Her mother had died a few days ago, when Jenny, weakened by her loss of blood and her young, newly-ripped-apart state, stumbled into the house and met her mother, who had her clothes on the floor and Bill in her arms, being torn apart in the same way.

Not unexpectedly, the child had won. She hadn't been exposed to Bill, to madness and insanity, as long. Her senses were still sharp, her pain still sharp as well.

That had been the fourth bloodstain on the paper.

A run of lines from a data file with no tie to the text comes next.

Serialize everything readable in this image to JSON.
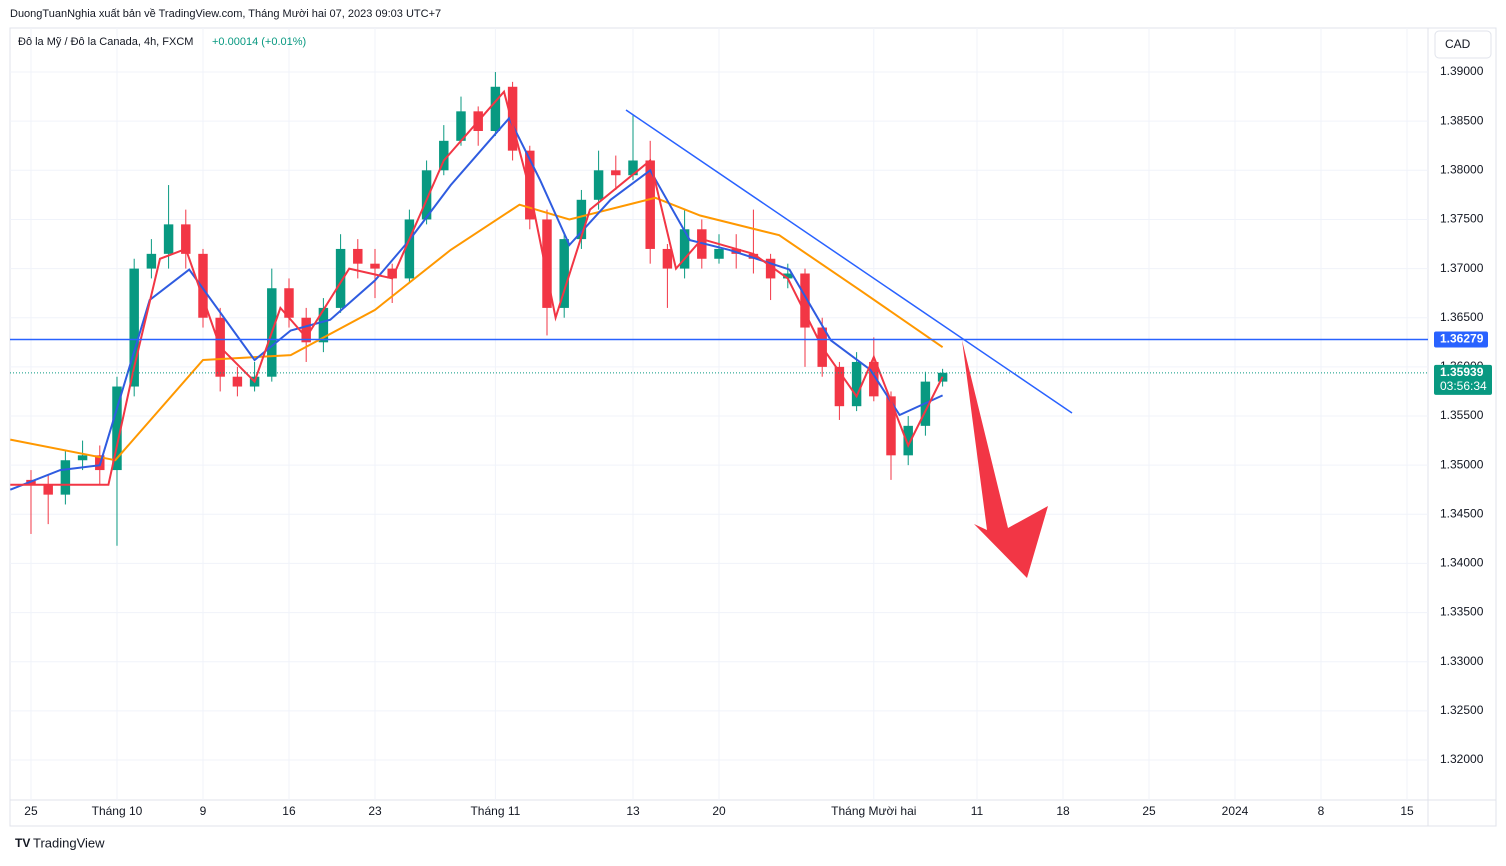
{
  "chart_data": {
    "type": "candlestick",
    "publisher": "DuongTuanNghia xuất bản về TradingView.com, Tháng Mười hai 07, 2023 09:03 UTC+7",
    "title": "Đô la Mỹ / Đô la Canada, 4h, FXCM",
    "change": "+0.00014 (+0.01%)",
    "currency": "CAD",
    "brand": "TradingView",
    "up_color": "#089981",
    "down_color": "#f23645",
    "x": [
      0,
      1,
      2,
      3,
      4,
      5,
      6,
      7,
      8,
      9,
      10,
      11,
      12,
      13,
      14,
      15,
      16,
      17,
      18,
      19,
      20,
      21,
      22,
      23,
      24,
      25,
      26,
      27,
      28,
      29,
      30,
      31,
      32,
      33,
      34,
      35,
      36,
      37,
      38,
      39,
      40,
      41,
      42,
      43,
      44,
      45,
      46,
      47,
      48,
      49,
      50,
      51,
      52,
      53
    ],
    "open": [
      1.3485,
      1.348,
      1.347,
      1.3505,
      1.351,
      1.3495,
      1.358,
      1.37,
      1.3715,
      1.3745,
      1.3715,
      1.365,
      1.359,
      1.358,
      1.359,
      1.368,
      1.365,
      1.3625,
      1.366,
      1.372,
      1.3705,
      1.37,
      1.369,
      1.375,
      1.38,
      1.383,
      1.386,
      1.384,
      1.3885,
      1.382,
      1.375,
      1.366,
      1.373,
      1.377,
      1.38,
      1.3795,
      1.381,
      1.372,
      1.37,
      1.374,
      1.371,
      1.372,
      1.3715,
      1.371,
      1.369,
      1.3695,
      1.364,
      1.36,
      1.356,
      1.3605,
      1.357,
      1.351,
      1.354,
      1.3585
    ],
    "high": [
      1.3495,
      1.349,
      1.3515,
      1.3525,
      1.352,
      1.359,
      1.371,
      1.373,
      1.3785,
      1.376,
      1.372,
      1.366,
      1.36,
      1.3605,
      1.37,
      1.369,
      1.366,
      1.367,
      1.3735,
      1.373,
      1.372,
      1.3705,
      1.376,
      1.381,
      1.3846,
      1.3875,
      1.3865,
      1.39,
      1.389,
      1.3825,
      1.376,
      1.3735,
      1.378,
      1.382,
      1.3815,
      1.3856,
      1.383,
      1.3725,
      1.376,
      1.375,
      1.3735,
      1.3735,
      1.376,
      1.3715,
      1.3705,
      1.37,
      1.365,
      1.3605,
      1.3615,
      1.363,
      1.3575,
      1.355,
      1.3595,
      1.3598
    ],
    "low": [
      1.343,
      1.344,
      1.346,
      1.3495,
      1.348,
      1.3418,
      1.357,
      1.369,
      1.37,
      1.37,
      1.364,
      1.3575,
      1.357,
      1.3575,
      1.3585,
      1.364,
      1.3605,
      1.3615,
      1.3655,
      1.369,
      1.367,
      1.3665,
      1.3685,
      1.3745,
      1.3795,
      1.3825,
      1.3825,
      1.3835,
      1.381,
      1.374,
      1.3632,
      1.365,
      1.372,
      1.376,
      1.378,
      1.379,
      1.3705,
      1.366,
      1.369,
      1.37,
      1.3705,
      1.37,
      1.3695,
      1.3668,
      1.368,
      1.36,
      1.359,
      1.3546,
      1.3555,
      1.3565,
      1.3485,
      1.35,
      1.353,
      1.358
    ],
    "close": [
      1.348,
      1.347,
      1.3505,
      1.351,
      1.3495,
      1.358,
      1.37,
      1.3715,
      1.3745,
      1.3715,
      1.365,
      1.359,
      1.358,
      1.359,
      1.368,
      1.365,
      1.3625,
      1.366,
      1.372,
      1.3705,
      1.37,
      1.369,
      1.375,
      1.38,
      1.383,
      1.386,
      1.384,
      1.3885,
      1.382,
      1.375,
      1.366,
      1.373,
      1.377,
      1.38,
      1.3795,
      1.381,
      1.372,
      1.37,
      1.374,
      1.371,
      1.372,
      1.3715,
      1.371,
      1.369,
      1.3695,
      1.364,
      1.36,
      1.356,
      1.3605,
      1.357,
      1.351,
      1.354,
      1.3585,
      1.3594
    ],
    "lines": [
      {
        "color": "#ff9800",
        "x": [
          -1.2,
          4.9,
          10.0,
          15.1,
          20.0,
          24.4,
          28.4,
          31.3,
          36.3,
          38.9,
          43.5,
          48.2,
          53.0
        ],
        "values": [
          1.3526,
          1.3505,
          1.3607,
          1.3612,
          1.3658,
          1.3719,
          1.3765,
          1.375,
          1.3772,
          1.3754,
          1.3734,
          1.3678,
          1.362
        ]
      },
      {
        "color": "#2f5ce0",
        "x": [
          -1.2,
          1.7,
          4.0,
          6.9,
          9.2,
          13.0,
          15.1,
          17.4,
          20.0,
          22.0,
          24.4,
          26.7,
          27.8,
          29.6,
          31.3,
          33.7,
          36.0,
          38.3,
          40.6,
          44.1,
          46.5,
          48.8,
          50.5,
          53.0
        ],
        "values": [
          1.3475,
          1.3495,
          1.35,
          1.3668,
          1.3699,
          1.3607,
          1.3637,
          1.3648,
          1.3688,
          1.3729,
          1.3785,
          1.3831,
          1.3853,
          1.379,
          1.3724,
          1.377,
          1.38,
          1.3729,
          1.3719,
          1.3699,
          1.3627,
          1.3597,
          1.3551,
          1.3571
        ]
      },
      {
        "color": "#f23645",
        "x": [
          -1.2,
          4.5,
          6,
          7.5,
          9,
          11,
          13,
          14.5,
          16,
          18.5,
          21,
          24,
          26,
          27.5,
          29,
          30.5,
          32.5,
          36,
          37.5,
          39,
          42,
          44,
          46,
          48,
          49,
          51,
          53
        ],
        "values": [
          1.348,
          1.348,
          1.36,
          1.371,
          1.372,
          1.362,
          1.3585,
          1.366,
          1.363,
          1.37,
          1.369,
          1.381,
          1.385,
          1.388,
          1.378,
          1.365,
          1.376,
          1.381,
          1.37,
          1.373,
          1.3715,
          1.369,
          1.362,
          1.357,
          1.361,
          1.352,
          1.359
        ]
      }
    ],
    "price_line": {
      "value": 1.36279,
      "color": "#2962ff"
    },
    "last_price": {
      "value": 1.35939,
      "countdown": "03:56:34",
      "color": "#089981"
    },
    "xlim": [
      -1.22,
      81.22
    ],
    "ylim": [
      1.31593,
      1.39448
    ],
    "xticks": [
      {
        "value": 0,
        "label": "25"
      },
      {
        "value": 5,
        "label": "Tháng 10"
      },
      {
        "value": 10,
        "label": "9"
      },
      {
        "value": 15,
        "label": "16"
      },
      {
        "value": 20,
        "label": "23"
      },
      {
        "value": 27,
        "label": "Tháng 11"
      },
      {
        "value": 35,
        "label": "13"
      },
      {
        "value": 40,
        "label": "20"
      },
      {
        "value": 49,
        "label": "Tháng Mười hai"
      },
      {
        "value": 55,
        "label": "11"
      },
      {
        "value": 60,
        "label": "18"
      },
      {
        "value": 65,
        "label": "25"
      },
      {
        "value": 70,
        "label": "2024"
      },
      {
        "value": 75,
        "label": "8"
      },
      {
        "value": 80,
        "label": "15"
      }
    ],
    "yticks": [
      {
        "value": 1.32,
        "label": "1.32000"
      },
      {
        "value": 1.325,
        "label": "1.32500"
      },
      {
        "value": 1.33,
        "label": "1.33000"
      },
      {
        "value": 1.335,
        "label": "1.33500"
      },
      {
        "value": 1.34,
        "label": "1.34000"
      },
      {
        "value": 1.345,
        "label": "1.34500"
      },
      {
        "value": 1.35,
        "label": "1.35000"
      },
      {
        "value": 1.355,
        "label": "1.35500"
      },
      {
        "value": 1.36,
        "label": "1.36000"
      },
      {
        "value": 1.365,
        "label": "1.36500"
      },
      {
        "value": 1.37,
        "label": "1.37000"
      },
      {
        "value": 1.375,
        "label": "1.37500"
      },
      {
        "value": 1.38,
        "label": "1.38000"
      },
      {
        "value": 1.385,
        "label": "1.38500"
      },
      {
        "value": 1.39,
        "label": "1.39000"
      }
    ],
    "grid": true
  }
}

But the first was most precious, Bill thought to himself. It was the only drop of blood let from Bill's capture of Jenny's mother's husband.

Of course Jenny's mother hadn't killed her husband. Only Bill had known her long enough to know that. She was polishing her knives in a state of peace until he had taken her daughter in the forest, and then her while Jenny was returning home. Then, the insanity creeped in. He took it from the mother long enough to watch her face as she realized she was being murdered by her daughter, a four year-old, wielding the knife her mother was scrubbing and bringing it down while Bill fled, with her four-year-old cry of

"Don't you
ever cheat on Daddy like that!"

Now, he smiled from the trees as he watched Jenny run to her mother's grave, watched the story unfold and their madness collide and cancel itself out.

He was finished.

Bill stepped behind a tree, folded his arms about himself, and disintegrated into the wind. His work was done. He would never return.

The only thing remaining was a scrap of paper, the blood on it bleached away and slowly forming into words.